Berlinale 1984

Innenpolitischer Streit um die Freiheit der Filmkunst und die Filmförderpolitik nach der „geistig-moralischen Wende“: Innenminister „Old Schwurhand“ Friedrich Zimmermann (verurteilter Meineid-Schwörer von 1960, der aber 1961 wegen unterzuckerungsbedingter temporärer Debilität freigesprochen wurde) – sorgt sich um Herbert Achternbuschs Wettbewerbsfilm Wanderkrebs und um den Forums-Beitrag Meridian oder Theater vor dem Regen. Zimmermann (Partei? Na welche wohl?

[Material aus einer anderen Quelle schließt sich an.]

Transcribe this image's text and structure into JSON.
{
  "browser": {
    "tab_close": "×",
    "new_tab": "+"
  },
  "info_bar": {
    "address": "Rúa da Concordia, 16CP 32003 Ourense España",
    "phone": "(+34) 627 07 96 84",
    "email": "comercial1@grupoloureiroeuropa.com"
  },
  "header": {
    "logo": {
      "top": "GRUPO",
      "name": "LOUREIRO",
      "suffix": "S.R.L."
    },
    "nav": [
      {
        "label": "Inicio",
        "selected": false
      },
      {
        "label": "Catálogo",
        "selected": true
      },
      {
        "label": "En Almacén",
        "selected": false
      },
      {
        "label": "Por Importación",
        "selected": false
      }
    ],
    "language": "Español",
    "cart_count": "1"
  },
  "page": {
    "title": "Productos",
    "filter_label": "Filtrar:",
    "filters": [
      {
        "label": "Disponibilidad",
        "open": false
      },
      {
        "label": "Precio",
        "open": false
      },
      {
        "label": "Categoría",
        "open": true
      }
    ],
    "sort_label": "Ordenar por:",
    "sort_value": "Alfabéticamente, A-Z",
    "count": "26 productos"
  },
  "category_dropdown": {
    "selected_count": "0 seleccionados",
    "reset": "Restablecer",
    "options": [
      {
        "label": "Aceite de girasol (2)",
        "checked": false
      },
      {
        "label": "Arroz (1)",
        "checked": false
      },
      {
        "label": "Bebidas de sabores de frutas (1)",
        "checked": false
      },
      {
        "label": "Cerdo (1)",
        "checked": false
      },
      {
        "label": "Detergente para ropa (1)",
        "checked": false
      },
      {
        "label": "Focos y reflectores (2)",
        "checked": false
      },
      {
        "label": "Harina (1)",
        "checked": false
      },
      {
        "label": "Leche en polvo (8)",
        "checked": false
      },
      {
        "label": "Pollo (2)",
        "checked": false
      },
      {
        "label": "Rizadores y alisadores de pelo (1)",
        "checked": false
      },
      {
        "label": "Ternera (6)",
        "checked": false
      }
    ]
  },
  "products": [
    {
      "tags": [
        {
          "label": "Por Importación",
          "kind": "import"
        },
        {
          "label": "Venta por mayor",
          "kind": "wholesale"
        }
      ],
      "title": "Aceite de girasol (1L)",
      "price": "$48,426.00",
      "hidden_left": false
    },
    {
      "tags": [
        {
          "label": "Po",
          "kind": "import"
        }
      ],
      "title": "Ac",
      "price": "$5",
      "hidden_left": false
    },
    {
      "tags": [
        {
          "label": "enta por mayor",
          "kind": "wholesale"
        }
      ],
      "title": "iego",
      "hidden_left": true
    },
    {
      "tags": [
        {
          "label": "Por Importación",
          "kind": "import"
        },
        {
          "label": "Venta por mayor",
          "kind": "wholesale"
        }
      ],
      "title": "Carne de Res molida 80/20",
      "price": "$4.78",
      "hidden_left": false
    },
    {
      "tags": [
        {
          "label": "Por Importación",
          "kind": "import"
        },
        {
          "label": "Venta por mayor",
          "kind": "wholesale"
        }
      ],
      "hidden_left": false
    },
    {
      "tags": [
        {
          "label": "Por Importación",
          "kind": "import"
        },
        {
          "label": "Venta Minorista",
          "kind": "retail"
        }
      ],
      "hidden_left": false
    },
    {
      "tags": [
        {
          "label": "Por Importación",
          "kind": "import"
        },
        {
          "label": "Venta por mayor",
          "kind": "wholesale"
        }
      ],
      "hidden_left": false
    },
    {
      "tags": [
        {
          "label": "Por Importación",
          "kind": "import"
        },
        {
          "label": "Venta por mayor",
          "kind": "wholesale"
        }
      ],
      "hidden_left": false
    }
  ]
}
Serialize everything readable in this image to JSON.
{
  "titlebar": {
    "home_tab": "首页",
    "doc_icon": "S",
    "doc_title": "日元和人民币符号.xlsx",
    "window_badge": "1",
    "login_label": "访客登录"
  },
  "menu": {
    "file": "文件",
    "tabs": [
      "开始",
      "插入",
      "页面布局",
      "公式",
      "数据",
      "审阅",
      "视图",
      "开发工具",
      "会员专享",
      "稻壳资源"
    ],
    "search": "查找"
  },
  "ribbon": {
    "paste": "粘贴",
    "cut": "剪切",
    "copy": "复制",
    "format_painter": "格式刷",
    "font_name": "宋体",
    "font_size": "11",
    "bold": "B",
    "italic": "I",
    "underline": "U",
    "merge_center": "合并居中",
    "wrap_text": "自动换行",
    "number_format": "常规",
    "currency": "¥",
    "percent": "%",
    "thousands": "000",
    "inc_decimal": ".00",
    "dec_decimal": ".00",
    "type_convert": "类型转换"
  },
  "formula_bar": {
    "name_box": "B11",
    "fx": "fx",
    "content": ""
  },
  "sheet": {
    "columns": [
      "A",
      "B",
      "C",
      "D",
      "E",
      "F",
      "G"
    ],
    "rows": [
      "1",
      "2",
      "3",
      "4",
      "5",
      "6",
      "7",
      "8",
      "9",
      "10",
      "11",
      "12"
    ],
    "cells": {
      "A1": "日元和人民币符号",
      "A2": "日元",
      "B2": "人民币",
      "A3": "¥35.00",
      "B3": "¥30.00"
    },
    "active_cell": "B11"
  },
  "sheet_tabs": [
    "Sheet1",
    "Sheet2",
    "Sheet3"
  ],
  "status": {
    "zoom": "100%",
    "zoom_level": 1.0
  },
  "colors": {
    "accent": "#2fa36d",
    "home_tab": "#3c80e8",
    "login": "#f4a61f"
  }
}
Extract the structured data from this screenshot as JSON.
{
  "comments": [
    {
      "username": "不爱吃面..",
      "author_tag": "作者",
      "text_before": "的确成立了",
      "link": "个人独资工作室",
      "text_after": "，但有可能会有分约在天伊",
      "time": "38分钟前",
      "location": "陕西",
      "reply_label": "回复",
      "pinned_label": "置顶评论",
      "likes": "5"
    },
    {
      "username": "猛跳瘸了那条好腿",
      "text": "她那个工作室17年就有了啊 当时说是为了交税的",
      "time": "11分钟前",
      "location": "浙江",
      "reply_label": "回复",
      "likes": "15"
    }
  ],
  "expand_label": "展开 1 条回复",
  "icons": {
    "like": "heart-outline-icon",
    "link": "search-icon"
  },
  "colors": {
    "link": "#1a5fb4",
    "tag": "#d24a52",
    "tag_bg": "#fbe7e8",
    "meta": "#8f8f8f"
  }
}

Richtig: CSU) und sein Ministerium verweigerten die Auszahlung von Fördermitteln an die Regisseure. Trotzdem liefen die Filme auf der Berlinale.
Merke also, zensieren können die Kalten Krieger auf der anderen Seite des Eisernen Vorhangs besser: Der geplante Eröffnungsfilm Prostschanje (Abschied von Matjora) von Elem Klimow wird vom sowjetischen Filmverband nicht freigegeben. Er läuft im Zeichen von Gorbatschows Reformen erst 1987 auf der Berlinale (Da ist Zimmermann immer noch Innenminister. Merke also auch, Glasnost und Perestroika kamen sowohl in Bonn als auch in Ost-Berlin mit Verspätung an).
Allgemein geklagt wird über die Unübersichtlichkeit des Festivals: Es gibt den Wettbewerb, Sondervorstellungen außer Konkurrenz im Wettbewerb, die Info-Schau, das Kinderfilmfest, das Mittelmeer-Panorama, die Reihe Deutsche Filme und diverse Retrospektiven. Im Forum gibt es die „Hommage an das ZDF-Fernsehspiel“ und zusätzlich zur Reihe „Neue Deutsche Filme“ die „Perspektiven“ mit Studenten- und Debütfilmen. Das war doch gar nicht so schwierig - alles klar?
Ach ja, John Cassavetes gewinnt mit Love Streams den Goldenen Bären. Das radikale Drama um die Alkoholexzesse eines Autors und seiner Schwester – in den Hauptrollen Cassavetes und Gena Rowlands – verstört einen großen Teil des Publikums.